ISIS Y EL SUICIDIO DE OCCIDENTE
De la decadencia al suicidio de Occidente, es decir, del
diagnóstico de Spengler al de Solzhenitsyn debieron correr unas pocas
décadas y unas cuantas comprobaciones del agravarse el cuadro. Lo que ni
el más sombrío de los pronósticos iba a prever es que el suicidio de
Occidente ocurriría no por mano propia, sino -con el mayor de los
cinismos- armando sicarios de ajena estirpe para tal fin. Poniéndole a
Mustafá la cuchilla del carnicero entre las manos para luego ofrecerle
la propia yugular, la de los propios hijos y aun la de los ancestros, si
fuese posible revivirlos.
Así, y confirmando todos los rumores, por estos días se difundió la noticia del derribo, por parte de las fuerzas de defensa iraquíes, de dos aviones británicos que ministraban armas a terroristas. Esto de alimentar al ISIS
será una táctica de sutilísimo maquiavelismo para mantener el caos en
Medio Oriente a los fines de asegurar el negocio petrolero, según dicen
diversos entendidos, presunción apuntalada por la experiencia de la
inescrupulosidad que permea la política exterior de EEUU y la OTAN.

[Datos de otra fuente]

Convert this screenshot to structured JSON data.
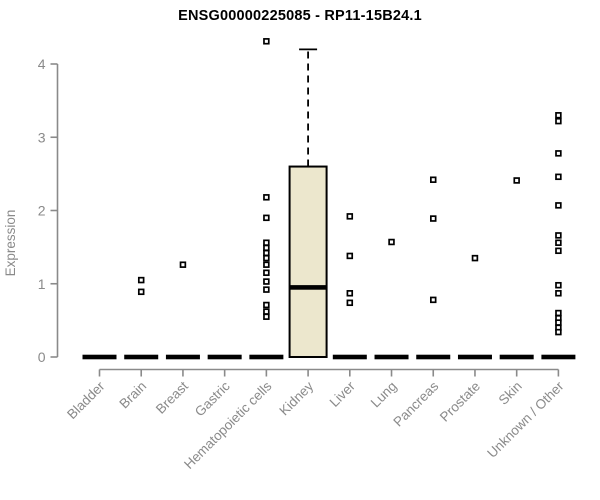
{
  "title": "ENSG00000225085 - RP11-15B24.1",
  "chart_data": {
    "type": "boxplot",
    "title": "ENSG00000225085 - RP11-15B24.1",
    "xlabel": "",
    "ylabel": "Expression",
    "ylim": [
      0,
      4
    ],
    "yticks": [
      0,
      1,
      2,
      3,
      4
    ],
    "grid": false,
    "legend": false,
    "categories": [
      "Bladder",
      "Brain",
      "Breast",
      "Gastric",
      "Hematopoietic cells",
      "Kidney",
      "Liver",
      "Lung",
      "Pancreas",
      "Prostate",
      "Skin",
      "Unknown / Other"
    ],
    "boxes": [
      {
        "category": "Bladder",
        "q1": 0,
        "median": 0,
        "q3": 0,
        "whisker_low": 0,
        "whisker_high": 0,
        "outliers": []
      },
      {
        "category": "Brain",
        "q1": 0,
        "median": 0,
        "q3": 0,
        "whisker_low": 0,
        "whisker_high": 0,
        "outliers": [
          1.05,
          0.89
        ]
      },
      {
        "category": "Breast",
        "q1": 0,
        "median": 0,
        "q3": 0,
        "whisker_low": 0,
        "whisker_high": 0,
        "outliers": [
          1.26
        ]
      },
      {
        "category": "Gastric",
        "q1": 0,
        "median": 0,
        "q3": 0,
        "whisker_low": 0,
        "whisker_high": 0,
        "outliers": []
      },
      {
        "category": "Hematopoietic cells",
        "q1": 0,
        "median": 0,
        "q3": 0,
        "whisker_low": 0,
        "whisker_high": 0,
        "outliers": [
          4.31,
          2.18,
          1.9,
          1.56,
          1.49,
          1.42,
          1.35,
          1.26,
          1.15,
          1.03,
          0.92,
          0.71,
          0.62,
          0.55
        ]
      },
      {
        "category": "Kidney",
        "q1": 0,
        "median": 0.95,
        "q3": 2.6,
        "whisker_low": 0,
        "whisker_high": 4.2,
        "outliers": []
      },
      {
        "category": "Liver",
        "q1": 0,
        "median": 0,
        "q3": 0,
        "whisker_low": 0,
        "whisker_high": 0,
        "outliers": [
          1.92,
          1.38,
          0.87,
          0.74
        ]
      },
      {
        "category": "Lung",
        "q1": 0,
        "median": 0,
        "q3": 0,
        "whisker_low": 0,
        "whisker_high": 0,
        "outliers": [
          1.57
        ]
      },
      {
        "category": "Pancreas",
        "q1": 0,
        "median": 0,
        "q3": 0,
        "whisker_low": 0,
        "whisker_high": 0,
        "outliers": [
          2.42,
          1.89,
          0.78
        ]
      },
      {
        "category": "Prostate",
        "q1": 0,
        "median": 0,
        "q3": 0,
        "whisker_low": 0,
        "whisker_high": 0,
        "outliers": [
          1.35
        ]
      },
      {
        "category": "Skin",
        "q1": 0,
        "median": 0,
        "q3": 0,
        "whisker_low": 0,
        "whisker_high": 0,
        "outliers": [
          2.41
        ]
      },
      {
        "category": "Unknown / Other",
        "q1": 0,
        "median": 0,
        "q3": 0,
        "whisker_low": 0,
        "whisker_high": 0,
        "outliers": [
          3.3,
          3.22,
          2.78,
          2.46,
          2.07,
          1.66,
          1.56,
          1.45,
          0.98,
          0.87,
          0.6,
          0.53,
          0.47,
          0.4,
          0.34
        ]
      }
    ],
    "colors": {
      "box_fill": "#ece7cd",
      "box_stroke": "#000000",
      "median": "#000000",
      "whisker": "#000000",
      "zero_bar": "#000000",
      "outlier_stroke": "#000000",
      "outlier_fill": "#ffffff",
      "axis": "#8a8a8a",
      "title": "#000000",
      "background": "#ffffff"
    }
  }
}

Pero huelga notar, sin merma de aquello, que se trata de una pirueta de
extremo riesgo, una apuesta de esas que, debido al margen de
imprevisibilidad de sus consecuencias (no siempre mansamente reductibles
a coordenadas económicas) asimilan al tahúr con el suicida.
Solzhenitsyn acertó al señalar al declive del coraje como el principal
de los síntomas de esa muerte anunciada del semimundo occidental: «tal
descenso de la valentía se nota particularmente en las élites
gobernantes e intelectuales y causa una impresión de cobardía en toda la
sociedad [...] Burócratas, políticos e intelectuales muestran esta
depresión, esta pasividad y esta perplejidad en sus acciones, en sus
declaraciones y más aún en sus auto-justificaciones tendientes a
demostrar cuán realista, razonable, inteligente y hasta moralmente
justificable resulta fundamentar políticas de Estado sobre la debilidad y
la cobardía. Y este declive de la valentía es acentuado irónicamente
por las explosiones ocasionales de cólera e inflexibilidad de parte de
los mismos funcionarios cuando tienen que tratar con gobiernos débiles,
con países que carecen de respaldo, o con corrientes desacreditadas,
claramente incapaces de ofrecer resistencia alguna. Pero quedan mudos y
paralizados cuando tienen que vérselas con gobiernos poderosos y fuerzas
amenazadoras, con agresores y con terroristas internacionales». Es la
huella que dejan en el ánimo dos siglos de liberalismo. Al ruso le
faltó, con todo, aplicarle el sayo a la dirigencia vaticana, de
fondillos no menos tiznados ante el peligro que los del peor de los
politicastros de estas postrimerías. Ya por tercera o cuarta vez desde
que se desató la crisis con estos sanguinarios se escuchó, al par del
Tíber, la balada irenista de rigor: ahora fue el Secretario de Estado,
cardenal Pietro Parolin, quien no encontró mejores paroline (palabritas) que las de «apoyar la intervención en Libia, pero bajo el paraguas de la ONU». Está claro que no son éstos tiempos de Cruzadas.
Los de ISIS reconocen la
defección de los nuestros y se embravecen aún más, como demonios. No
saciados de sangre, movidos por esa imbécil iconoclasia fomentada por el
Corán, que los hizo un pueblo incapaz de auténticas realizaciones
culturales, ahora la emprenden con el patrimonio escultórico de la
civilización sumeria. Obra demoníaca si las hay: a la aniquilación del
hombre por degüellos masivos y televisados le agregan la aniquilación de
todo rastro suyo, de la historia, de aquello que el tiempo arrollador e
inapelable había dejado respetuosamente en pie.